Hoje, neste espaço militar da nossa honrosa cidade, apresento este livro que homenageia acima de tudo os muitos leirienses que deixaram os seus pais, esposas, filhos, restante família, bem como seus amigos. Deixaram tudo para que em muitos dos casos quase nada retornar, a não ser o cadáver, o ferido ou o homem marcado profundamente pelo horror da guerra. Esta guerra das guerras foi mesmo um tormento para os combatentes.

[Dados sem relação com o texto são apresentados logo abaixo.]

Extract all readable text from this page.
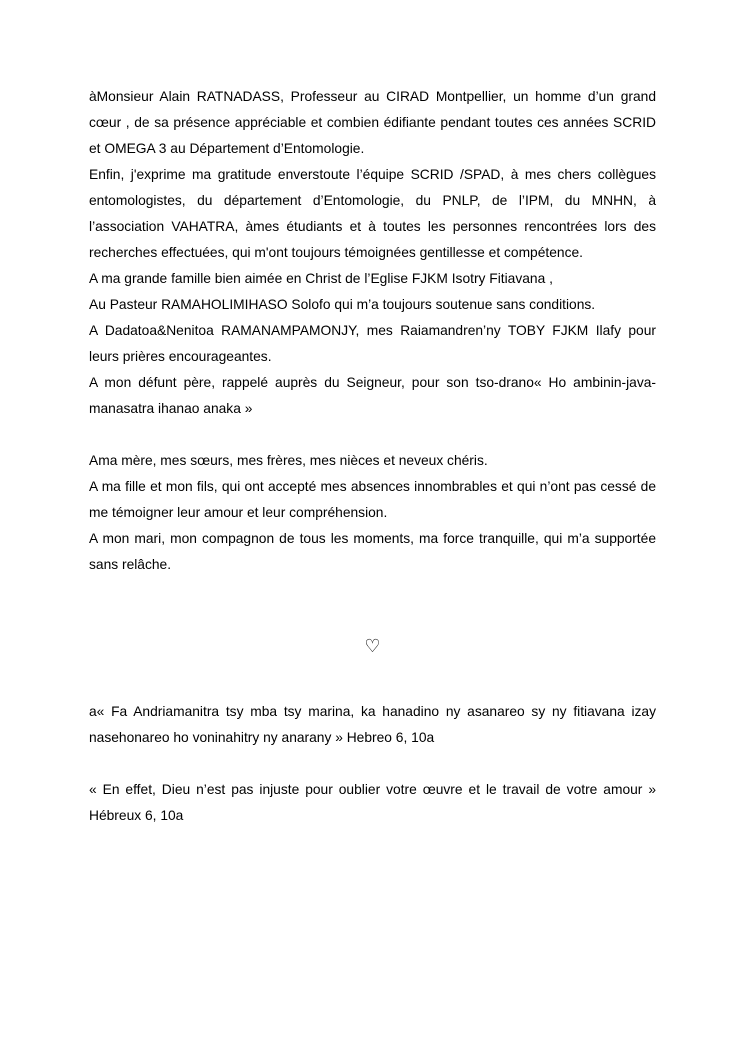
àMonsieur Alain RATNADASS, Professeur au CIRAD Montpellier, un homme d’un grand cœur , de sa présence appréciable et combien édifiante pendant toutes ces années SCRID et OMEGA 3 au Département d’Entomologie.

Enfin, j'exprime ma gratitude enverstoute l’équipe SCRID /SPAD, à mes chers collègues entomologistes, du département d’Entomologie, du PNLP, de l’IPM, du MNHN, à l’association VAHATRA, àmes étudiants et à toutes les personnes rencontrées lors des recherches effectuées, qui m'ont toujours témoignées gentillesse et compétence.

A ma grande famille bien aimée en Christ de l’Eglise FJKM Isotry Fitiavana ,

Au Pasteur RAMAHOLIMIHASO Solofo qui m’a toujours soutenue sans conditions.

A Dadatoa&Nenitoa RAMANAMPAMONJY, mes Raiamandren’ny TOBY FJKM Ilafy pour leurs prières encourageantes.

A mon défunt père, rappelé auprès du Seigneur, pour son tso-drano« Ho ambinin-java-manasatra ihanao anaka »

Ama mère, mes sœurs, mes frères, mes nièces et neveux chéris.

A ma fille et mon fils, qui ont accepté mes absences innombrables et qui n’ont pas cessé de me témoigner leur amour et leur compréhension.

A mon mari, mon compagnon de tous les moments, ma force tranquille, qui m’a supportée sans relâche.

♡

a« Fa Andriamanitra tsy mba tsy marina, ka hanadino ny asanareo sy ny fitiavana izay nasehonareo ho voninahitry ny anarany » Hebreo 6, 10a

« En effet, Dieu n’est pas injuste pour oublier votre œuvre et le travail de votre amour » Hébreux 6, 10a
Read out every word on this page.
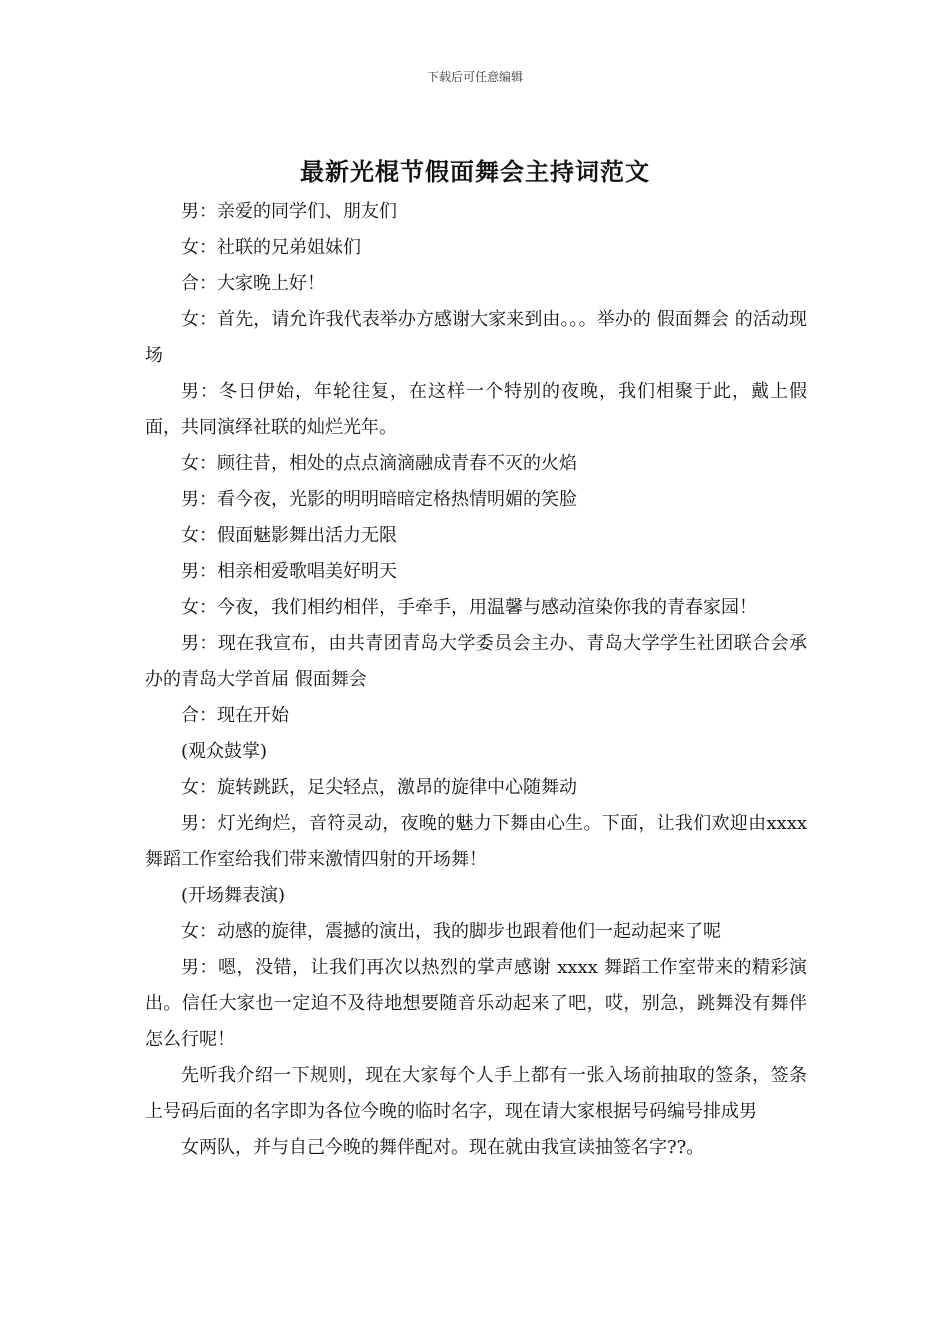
下载后可任意编辑
最新光棍节假面舞会主持词范文

男：亲爱的同学们、朋友们

女：社联的兄弟姐妹们

合：大家晚上好！

女：首先，请允许我代表举办方感谢大家来到由。。。举办的 假面舞会 的活动现场

男：冬日伊始，年轮往复，在这样一个特别的夜晚，我们相聚于此，戴上假面，共同演绎社联的灿烂光年。

女：顾往昔，相处的点点滴滴融成青春不灭的火焰

男：看今夜，光影的明明暗暗定格热情明媚的笑脸

女：假面魅影舞出活力无限

男：相亲相爱歌唱美好明天

女：今夜，我们相约相伴，手牵手，用温馨与感动渲染你我的青春家园！

男：现在我宣布，由共青团青岛大学委员会主办、青岛大学学生社团联合会承办的青岛大学首届 假面舞会

合：现在开始

(观众鼓掌)

女：旋转跳跃，足尖轻点，激昂的旋律中心随舞动

男：灯光绚烂，音符灵动，夜晚的魅力下舞由心生。下面，让我们欢迎由xxxx 舞蹈工作室给我们带来激情四射的开场舞！

(开场舞表演)

女：动感的旋律，震撼的演出，我的脚步也跟着他们一起动起来了呢

男：嗯，没错，让我们再次以热烈的掌声感谢 xxxx 舞蹈工作室带来的精彩演出。信任大家也一定迫不及待地想要随音乐动起来了吧，哎，别急，跳舞没有舞伴怎么行呢！

先听我介绍一下规则，现在大家每个人手上都有一张入场前抽取的签条，签条上号码后面的名字即为各位今晚的临时名字，现在请大家根据号码编号排成男

女两队，并与自己今晚的舞伴配对。现在就由我宣读抽签名字??。
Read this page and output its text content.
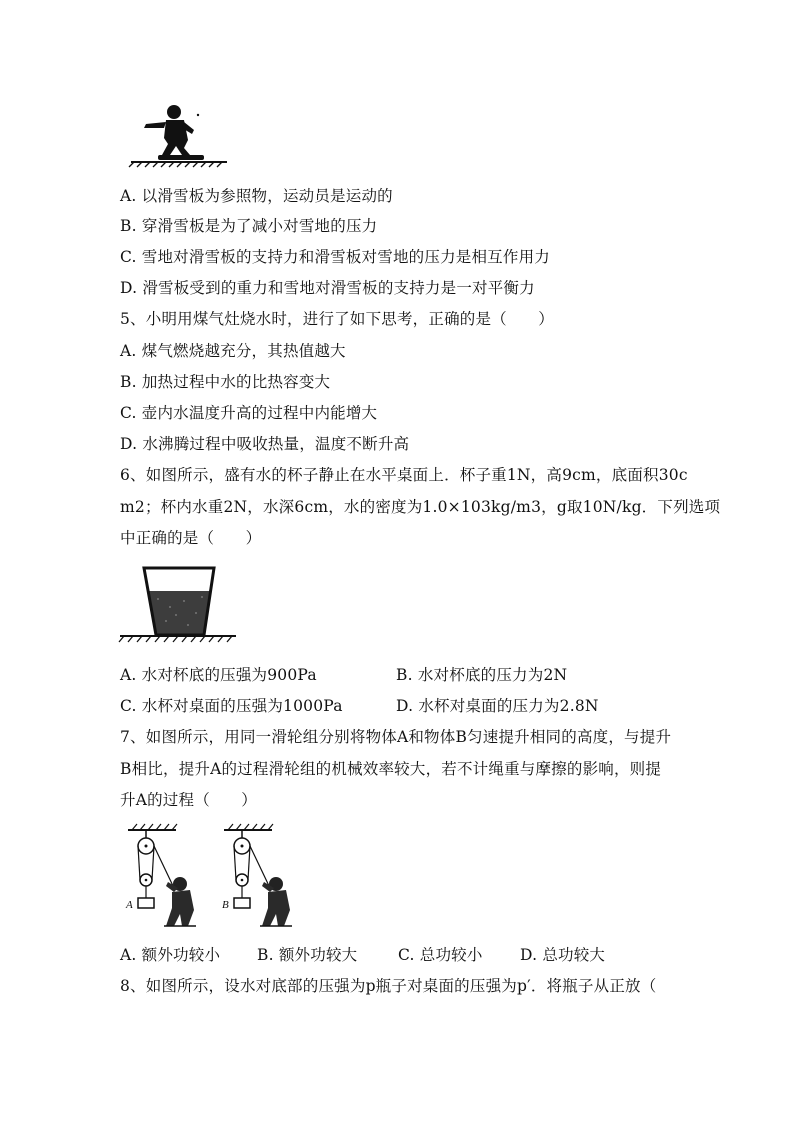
A. 以滑雪板为参照物，运动员是运动的
B. 穿滑雪板是为了减小对雪地的压力
C. 雪地对滑雪板的支持力和滑雪板对雪地的压力是相互作用力
D. 滑雪板受到的重力和雪地对滑雪板的支持力是一对平衡力
5、小明用煤气灶烧水时，进行了如下思考，正确的是（　　）
A. 煤气燃烧越充分，其热值越大
B. 加热过程中水的比热容变大
C. 壶内水温度升高的过程中内能增大
D. 水沸腾过程中吸收热量，温度不断升高
6、如图所示，盛有水的杯子静止在水平桌面上．杯子重1N，高9cm，底面积30c
m2；杯内水重2N，水深6cm，水的密度为1.0×103kg/m3，g取10N/kg．下列选项
中正确的是（　　）
A. 水对杯底的压强为900Pa	B. 水对杯底的压力为2N
C. 水杯对桌面的压强为1000Pa	D. 水杯对桌面的压力为2.8N
7、如图所示，用同一滑轮组分别将物体A和物体B匀速提升相同的高度，与提升
B相比，提升A的过程滑轮组的机械效率较大，若不计绳重与摩擦的影响，则提
升A的过程（　　）
A	B
A. 额外功较小 B. 额外功较大	C. 总功较小 D. 总功较大
8、如图所示，设水对底部的压强为p瓶子对桌面的压强为p′．将瓶子从正放（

Este livro “Jornalismo Leiriense e a Grande Guerra” vai muito além da análise jornalística do conflito. Retrata em vários capítulos o Portugal de então, da débil Monarquia à implantação da República; apresenta as origens do conflito e os primeiros repórteres; Leiria no final do século XIX e início do século XX; a análise da imprensa de Leiria da época e finalmente o objecto principal do estudo: Capelanias Militares e a luta de José Ferreira de Lacerda por esta causa na Grande Guerra e a Crónica de guerra que este sacerdote-jornalista fez publicar com os seus relatos de pormenor directamente das trincheiras, ao lado dos seus soldados valentes.
Esta publicação pode estimular o leitor para a análise, contextualizando as épocas mas também as motivações dos acontecimentos. Não se pode falar da Grande Guerra sem se perceber o século XIX assim como também não se pode analisar as transformações históricas de Leiria do início do século XX sem irmos beber às várias mutações de relevo da cidade do seu século XIX.
Mas, falando do conflito dos conflitos de 14-18, para se perceber todo o contexto das origens da Grande Guerra é necessário uma análise exaustiva a várias problemáticas do mundo. O capitalismo e as disputas de poder entre potencias, seriam assunto demasiado extenso para aprofundarmos agora. Quanto a Portugal, será forçoso irmos até ao final do século XIX, ao momento da nossa história em que muito se falava e delineava a mudança do regime monárquico para o republicano. Para entendermos a história é forçoso andarmos entre século e século, entre Portugal e o mundo, recuando e avançando no tempo, para uma melhor percepção dos acontecimentos.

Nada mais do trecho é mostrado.